Motivating Your Students (and Yourself) in Trying Times
Join Ellen Usher and Anita Woolfolk for a discussion on motivational strategies to engage the minds and emotions of students at a time when teaching and learning are challenging and rapidly changing.
Dr. Ellen Usher, University of Kentucky
Dr. Anita Woolfolk Hoy, The Ohio State University
There is no shortage of motivational theories, but which explanations provide valuable guidance and strategies? In this webinar we explore two particularly useful approaches — one that focuses on basic human needs for competence, autonomy, and relatedness, and the other that highlights the role of how we perceive the value and costs of our efforts.
We all need to feel capable, to have control and the ability to make our own choices, and to have meaningful and supportive connections with other people. When these needs are reasonably met, both students and their professors are more likely to be engaged and intrinsically motivated. But how can we meet these needs in the disconnected world of teaching and learning today?
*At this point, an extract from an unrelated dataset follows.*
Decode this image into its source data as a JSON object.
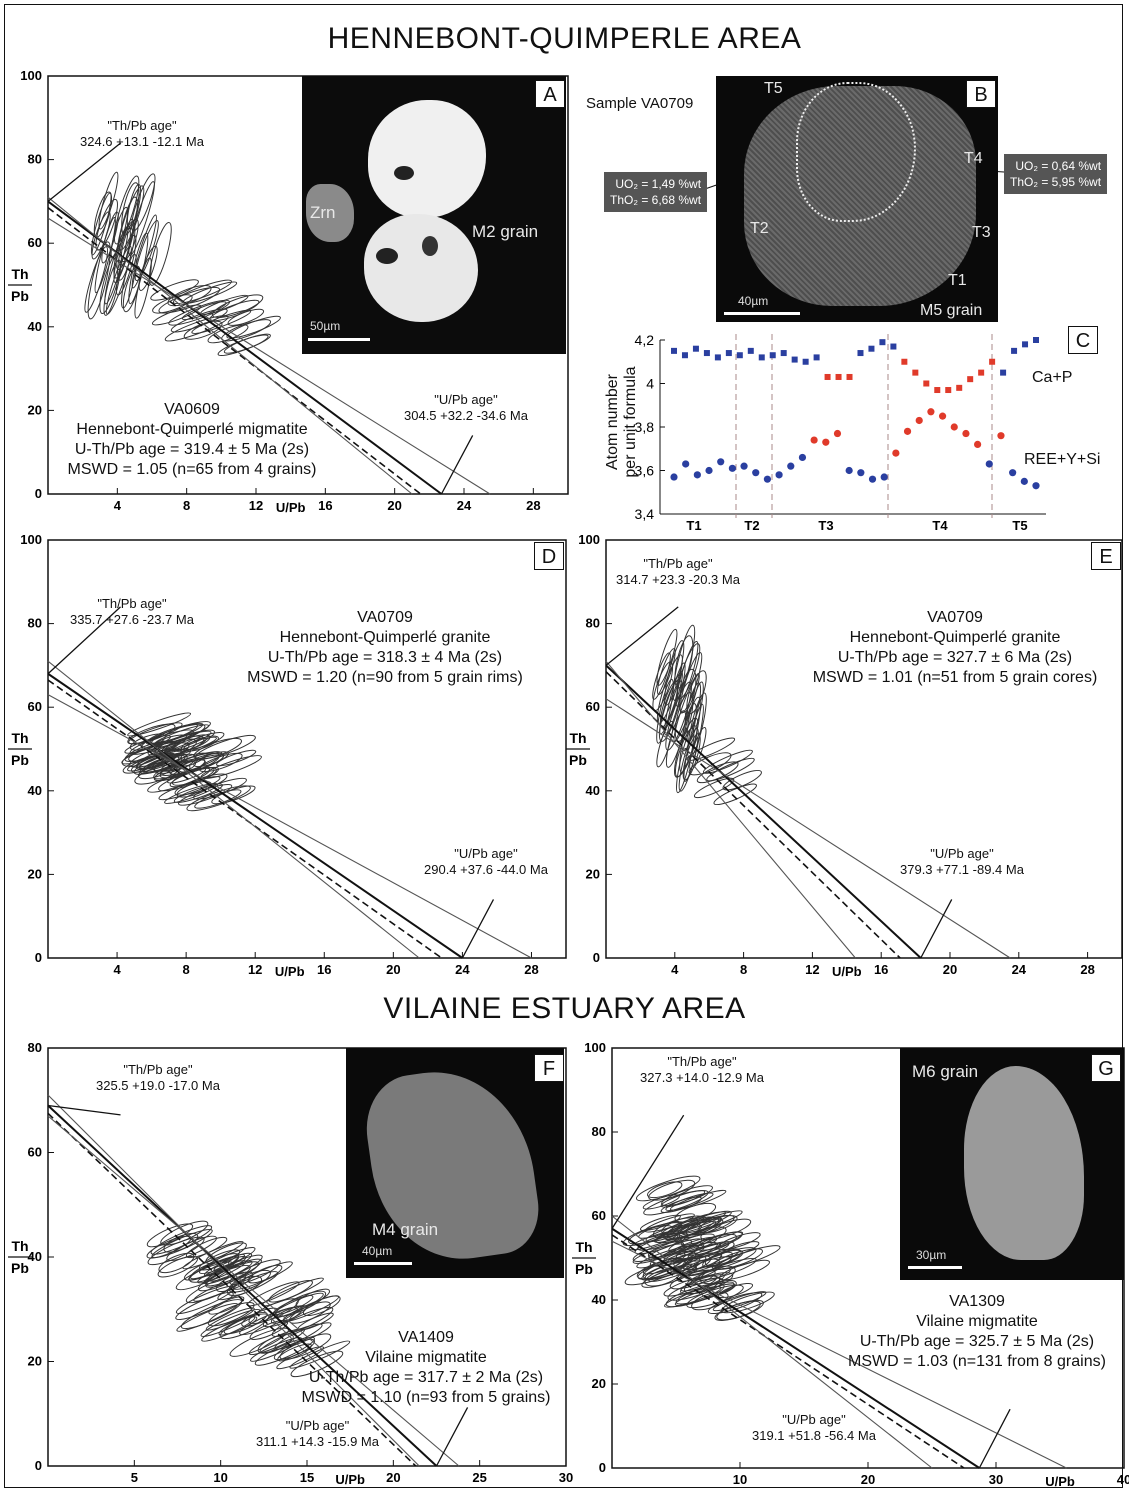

Also, people are not likely to be motivated if they don’t really value the outcome — why work hard if you don’t care about the goal or if doing so comes at too high a cost? How can professors help their students value learning and see the beneficial side of putting forth the effort needed to learn? We will explore some specific strategies and share cases from recent K–12 and college classrooms that bring these ideas to life.